During the courses, we will use on-line quizzes (on the smartphone/computer) to probe comprehension and trigger discussion. The quizzes will be used (1) to check that you attend the course, (2) that you have read the supporting documents and are following what is being presented. Each quiz will be graded as follows: 0 (no response), 1 (wrong response), 2 (good response). The scores will be averaged and converted from on a 0 to 20 scale. If there are N quizzes, we will use the N-1 best scores for averaging. The overall score will count for 20% of the final grade.


Prerequisites :


Basic linear algebra, calculus, probability theory

Organization of courses:

The courses take place on monday, from 9am to 11/12am .

Be on time! Attendance is mandatory.

Jan 28, 9am:11am (Dussane). Introduction (Sagot & Dupoux)
Feb 04, 9am:11am (Dussane). ASR1: Features and Acoustic Models (Dupoux & Zeghidour)
Feb 11, 9am:12am (Dussane). ASR2: Language Models (Dupoux, Zeghidour, Riad) + presentation TD
Feb 18, 9am:11am (Dussane). NLP1: Language processing in the wild (Sagot)
Feb 25, 9am:11am (Dussane). NLP2: Formal languages (Sagot)
Mar 4, 9am:12am (Dussane). NLP3: Parsing (Sagot) + presentation TD
Mar 11, 9am:12am (Dussane). Translation (Guest: Schwenk)
Mar 18, 9am:12am (Dussane). Perspectives (Sagot & Dupoux)

(Dussane): 45 rue d'Ulm, Paris 75005, Amphi Dussane, Ground Floor, left.

The course materials (PDFs, etc.) are listed in the subdirectories numbered #1 .. #8.

Validation:

The validation is continuous: there is no final exam, but a combination of quizzes during the lessons (20%) and two practical assignments (TDs), (40% each). ATTENTION: since there is no exam, there is no possibility of "rattrapage" (ie, of compensating a bad mark by taking another exam). So, if the overall grade obtained in this course is less than 10/20, this course will not be considered validated by the MVA Master.

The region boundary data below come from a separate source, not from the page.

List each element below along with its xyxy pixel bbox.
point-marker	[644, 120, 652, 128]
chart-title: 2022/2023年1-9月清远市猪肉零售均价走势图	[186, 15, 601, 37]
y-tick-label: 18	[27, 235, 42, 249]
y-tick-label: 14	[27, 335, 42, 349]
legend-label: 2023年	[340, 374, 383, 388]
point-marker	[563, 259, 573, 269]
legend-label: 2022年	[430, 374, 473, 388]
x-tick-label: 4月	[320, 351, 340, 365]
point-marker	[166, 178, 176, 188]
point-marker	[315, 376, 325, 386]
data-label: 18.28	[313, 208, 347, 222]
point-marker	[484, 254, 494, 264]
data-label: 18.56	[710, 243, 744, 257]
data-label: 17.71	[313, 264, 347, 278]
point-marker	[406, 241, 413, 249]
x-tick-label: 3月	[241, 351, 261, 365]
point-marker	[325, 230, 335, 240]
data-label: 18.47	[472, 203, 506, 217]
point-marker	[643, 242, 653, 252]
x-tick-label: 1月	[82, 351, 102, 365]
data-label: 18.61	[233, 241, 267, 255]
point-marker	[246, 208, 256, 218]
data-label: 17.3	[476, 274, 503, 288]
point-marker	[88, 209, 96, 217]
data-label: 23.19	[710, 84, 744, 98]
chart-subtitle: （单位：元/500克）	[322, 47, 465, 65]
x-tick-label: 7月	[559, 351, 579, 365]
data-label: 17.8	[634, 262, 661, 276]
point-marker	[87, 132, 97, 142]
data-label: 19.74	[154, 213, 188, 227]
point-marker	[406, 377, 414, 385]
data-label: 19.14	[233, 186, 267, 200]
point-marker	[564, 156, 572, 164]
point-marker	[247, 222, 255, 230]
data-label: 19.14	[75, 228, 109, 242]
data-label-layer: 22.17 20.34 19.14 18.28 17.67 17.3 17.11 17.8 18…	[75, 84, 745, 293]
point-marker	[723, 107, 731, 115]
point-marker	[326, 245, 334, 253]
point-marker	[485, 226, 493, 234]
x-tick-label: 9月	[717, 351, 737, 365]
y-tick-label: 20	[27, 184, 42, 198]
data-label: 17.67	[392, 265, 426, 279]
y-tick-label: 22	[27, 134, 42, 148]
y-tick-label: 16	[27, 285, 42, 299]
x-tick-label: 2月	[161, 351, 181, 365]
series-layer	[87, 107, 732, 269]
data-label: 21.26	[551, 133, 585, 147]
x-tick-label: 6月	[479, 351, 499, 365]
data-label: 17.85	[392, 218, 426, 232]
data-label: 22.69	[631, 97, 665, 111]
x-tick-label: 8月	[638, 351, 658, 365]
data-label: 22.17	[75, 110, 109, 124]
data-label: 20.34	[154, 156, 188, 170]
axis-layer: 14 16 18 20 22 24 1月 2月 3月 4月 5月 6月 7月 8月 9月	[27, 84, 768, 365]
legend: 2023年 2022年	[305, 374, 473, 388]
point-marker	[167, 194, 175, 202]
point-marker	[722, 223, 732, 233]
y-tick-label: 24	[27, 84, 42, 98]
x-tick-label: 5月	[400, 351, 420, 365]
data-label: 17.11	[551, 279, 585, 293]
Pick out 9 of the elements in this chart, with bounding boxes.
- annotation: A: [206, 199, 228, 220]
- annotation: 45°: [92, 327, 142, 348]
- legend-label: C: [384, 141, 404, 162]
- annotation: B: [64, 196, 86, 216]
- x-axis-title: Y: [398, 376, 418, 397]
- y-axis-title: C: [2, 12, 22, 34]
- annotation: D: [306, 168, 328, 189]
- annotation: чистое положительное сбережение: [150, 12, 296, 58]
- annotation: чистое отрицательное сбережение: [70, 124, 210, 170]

Practical assignments (TD) :

 The practical assignments are given on the courses #3 and #6. There will be one assignment for the speech part and one for the NLP part. For each assignment, students are provided with the necessary data and Python code, either as a list of requirements to install or in the form of a disk image (.ova) to be mounted and booted from a virtual machine. They will hand in their source code and a max two page report, detailing their work, the difficulties encountered and the results. Students will have a max of 2 weeks to complete the assignment; assignment will be graded from 0 to 20, with a -1 point removed from the score for each day of being late. Each assignment will count for 40% of the final grade. We may organise special Q&A sessions regarding these assignments from 11am to 12am upon request.